Je me considère comme un contemporain qui crée des projets qui évoquent la tradition.

Actuellement vous enseignez à CODARTS, l’Université de Performing Arts de Rotterdam et vous avez créé un ensemble Bîrûn, à la Fondazione CINI, à Venise. Comment enseigne-t-on le ney aujourd’hui ? Comment transmet-on ce savoir ? 
J’enseigne le ney mais je ne me considère pas comme un professeur de ney : j’enseigne avant tout la musique. Par exemple, à Rotterdam, j’ai une étudiante chinoise qui joue du erhu, un violon à une corde, un autre qui joue de la guitare électrique, un autre du oud… Je leur enseigne non pas la technique du ney, mais le maqâm.

Qui sont ces étudiants ? Et que viennent-ils chercher alors ?
Il y a beaucoup de Grecs, des Syriens, des Français, une jeune Hollandaise qui joue de la harpe.
Je vous raconte une autre histoire : dans les années 1970, j’ai donné un concert à l’église Saint-Merri à Paris. Trois jours après, un jeune homme est venu frapper à ma porte (il n’y avait pas d’autres moyens à l’époque pour joindre les gens !) qui me dit : “Je joue du hautbois et j’enseigne au conservatoire, je suis le 1er hautbois de l’Orchestre de Paris; je vous ai vu jouer tout seul sans partition pendant une heure, mais nous, avec mes camarades, nous ne sommes pas capables de jouer sans partition ! C’est ça que je veux apprendre”. Il cherchait une identité de soliste, une voie de soliste.
Et en effet, beaucoup de ces jeunes sont dans cette recherche de la mémoire. À part les Grecs qui ont déjà cette pratique : on leur a dit qu’ils étaient Européens mais en fait ce sont aussi des Anatoliens et ils viennent vers moi pour retrouver leur histoire.
Il y a des jeunes de toutes les nationalités qui sont intéressés par les maqâms mais parmi eux, très peu de jeunes Turcs. Moi-même, je joue très peu en Turquie.
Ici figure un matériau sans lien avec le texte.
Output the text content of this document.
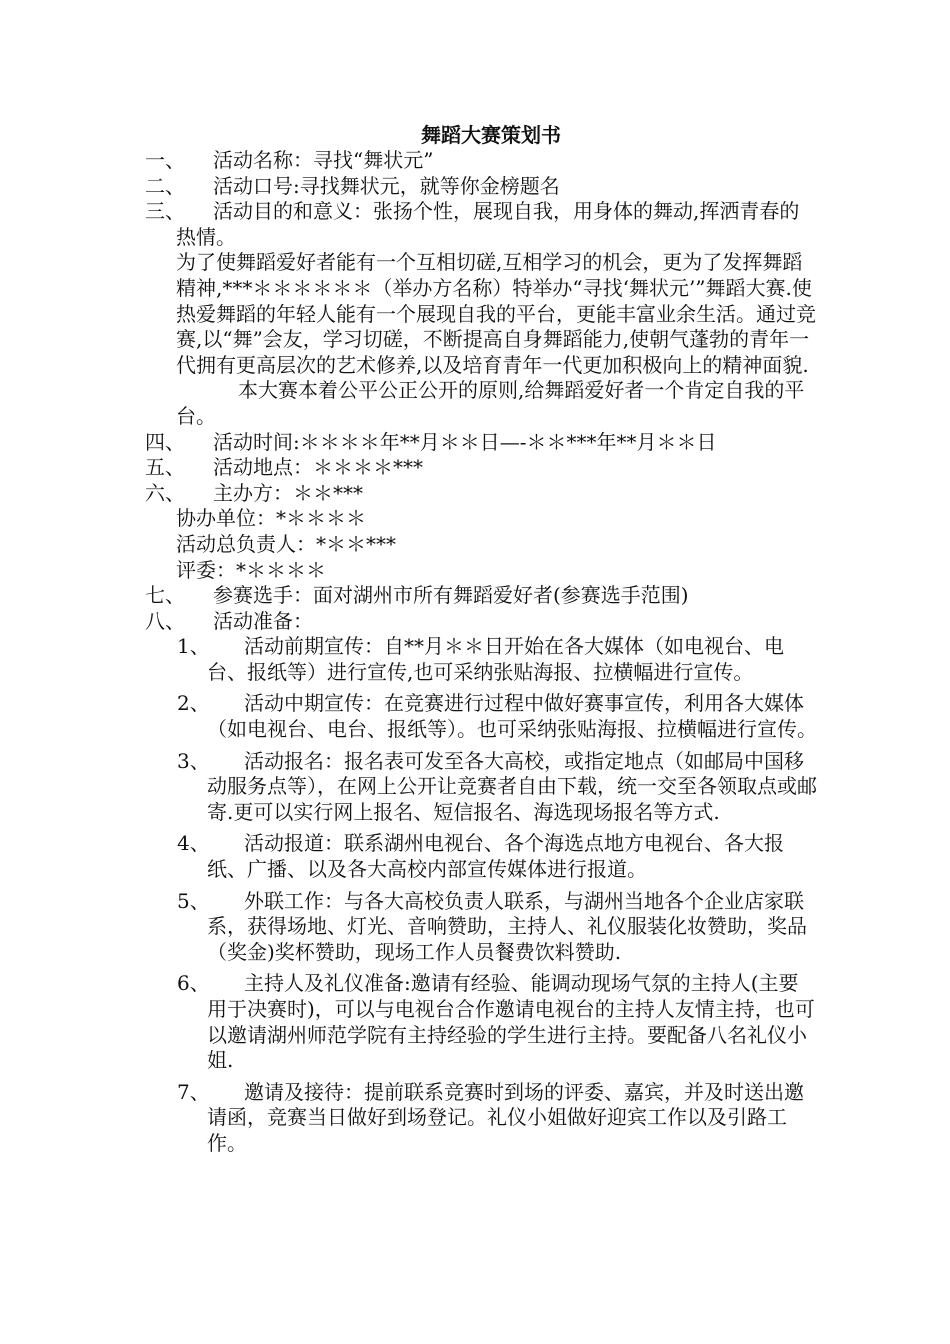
舞蹈大赛策划书
一、	活动名称：寻找“舞状元”
二、	活动口号:寻找舞状元，就等你金榜题名
三、	活动目的和意义：张扬个性，展现自我，用身体的舞动,挥洒青春的热情。
为了使舞蹈爱好者能有一个互相切磋,互相学习的机会，更为了发挥舞蹈精神,***＊＊＊＊＊＊（举办方名称）特举办“寻找‘舞状元’”舞蹈大赛.使热爱舞蹈的年轻人能有一个展现自我的平台，更能丰富业余生活。通过竞赛,以“舞”会友，学习切磋，不断提高自身舞蹈能力,使朝气蓬勃的青年一代拥有更高层次的艺术修养,以及培育青年一代更加积极向上的精神面貌.
本大赛本着公平公正公开的原则,给舞蹈爱好者一个肯定自我的平台。
四、	活动时间:＊＊＊＊年**月＊＊日—-＊＊***年**月＊＊日
五、	活动地点：＊＊＊＊***
六、	主办方：＊＊***
协办单位：*＊＊＊＊
活动总负责人：*＊＊***
评委：*＊＊＊＊
七、	参赛选手：面对湖州市所有舞蹈爱好者(参赛选手范围)
八、	活动准备：
1、	活动前期宣传：自**月＊＊日开始在各大媒体（如电视台、电台、报纸等）进行宣传,也可采纳张贴海报、拉横幅进行宣传。
2、	活动中期宣传：在竞赛进行过程中做好赛事宣传，利用各大媒体（如电视台、电台、报纸等）。也可采纳张贴海报、拉横幅进行宣传。
3、	活动报名：报名表可发至各大高校，或指定地点（如邮局中国移动服务点等），在网上公开让竞赛者自由下载，统一交至各领取点或邮寄.更可以实行网上报名、短信报名、海选现场报名等方式.
4、	活动报道：联系湖州电视台、各个海选点地方电视台、各大报纸、广播、以及各大高校内部宣传媒体进行报道。
5、	外联工作：与各大高校负责人联系，与湖州当地各个企业店家联系，获得场地、灯光、音响赞助，主持人、礼仪服装化妆赞助，奖品（奖金)奖杯赞助，现场工作人员餐费饮料赞助.
6、	主持人及礼仪准备:邀请有经验、能调动现场气氛的主持人(主要用于决赛时)，可以与电视台合作邀请电视台的主持人友情主持，也可以邀请湖州师范学院有主持经验的学生进行主持。要配备八名礼仪小姐.
7、	邀请及接待：提前联系竞赛时到场的评委、嘉宾，并及时送出邀请函，竞赛当日做好到场登记。礼仪小姐做好迎宾工作以及引路工作。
Vous donnez des concerts dans le monde entier, vous avez été reconnu en 2016, Artiste Unesco pour la paix et le dialogue entre les cultures, qui consacre une carrière dédiée à maintenir vivant le patrimoine musical de votre pays d’origine, la Turquie.  Pensez vous à votre propre héritage ?
Il y a tous ces élèves, mes ensembles, l’ensemble Bîrûn, l’ensemble Lâmekân… Voilà mon héritage!

Propos recueillis par Sandrine Maricot Despretz

À écouter sur France Culture, dans Chrétiens d’Orient, “De Byzance à Istanbul, avec Kudsi Erguner

*neumatique : Signe de notation musicale dans le plain-chant regroupant plusieurs notes sur une seule syllabe, notamment à la finale d’un mot.